We have several CAR T-cell studies ongoing looking at some of these novel CD19- and CD20-directed or allogeneic CAR T cells, and we hope those are going to be good, tolerable options for patients. We have some investigator-initiated studies incorporating bispecifics up front coming down the line in large cell lymphoma and in follicular lymphoma, which is going to be a very important space. There’s a lot going on in lymphoma.
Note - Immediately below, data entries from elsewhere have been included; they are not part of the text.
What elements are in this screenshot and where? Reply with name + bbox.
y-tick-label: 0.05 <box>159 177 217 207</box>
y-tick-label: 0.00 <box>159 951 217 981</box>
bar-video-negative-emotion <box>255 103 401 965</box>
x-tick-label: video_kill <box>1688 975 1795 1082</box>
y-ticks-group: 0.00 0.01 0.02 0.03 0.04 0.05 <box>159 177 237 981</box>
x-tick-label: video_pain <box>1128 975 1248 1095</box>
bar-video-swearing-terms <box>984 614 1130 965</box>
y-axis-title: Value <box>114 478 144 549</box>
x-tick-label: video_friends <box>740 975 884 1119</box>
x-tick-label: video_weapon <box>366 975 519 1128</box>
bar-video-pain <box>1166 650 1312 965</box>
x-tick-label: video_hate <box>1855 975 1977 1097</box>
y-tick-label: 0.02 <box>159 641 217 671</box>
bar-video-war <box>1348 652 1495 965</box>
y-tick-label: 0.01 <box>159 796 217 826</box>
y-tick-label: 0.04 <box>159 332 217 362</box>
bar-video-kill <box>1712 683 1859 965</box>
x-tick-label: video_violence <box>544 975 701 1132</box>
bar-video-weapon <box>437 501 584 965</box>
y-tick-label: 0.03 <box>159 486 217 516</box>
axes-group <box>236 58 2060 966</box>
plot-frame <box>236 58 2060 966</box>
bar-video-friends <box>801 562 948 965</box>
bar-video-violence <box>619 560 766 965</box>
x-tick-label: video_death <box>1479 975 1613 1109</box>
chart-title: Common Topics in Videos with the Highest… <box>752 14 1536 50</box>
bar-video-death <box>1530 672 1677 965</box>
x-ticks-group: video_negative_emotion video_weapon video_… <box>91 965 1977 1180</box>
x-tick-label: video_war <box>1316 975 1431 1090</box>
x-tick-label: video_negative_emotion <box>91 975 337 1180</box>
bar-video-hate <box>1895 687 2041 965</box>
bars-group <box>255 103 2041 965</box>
It really is such a gratifying disease to treat because we have good standard options and being able to incorporate these novel agents that have favorable toxicity and benefit patients is remarkable.
Although I don’t treat acute leukemia, it’s been really gratifying to see some novel agents coming into that space [such as] the FLT3 inhibitors and venetoclax and seeing that patients aren’t just getting 7 + 3 standard chemotherapy.
Myeloma is like lymphoma; they have an explosion of new drugs. When I was a fellow, everyone shied away from myeloma because it was a difficult disease to treat, and the patients really seemed to suffer. Now, it’s a completely different field. It’s quite remarkable.
*Editor’s Note: This interview took place prior to the April 1, 2022, FDA approval of axi-cel for second-line relapsed/refractory large B-cell lymphoma.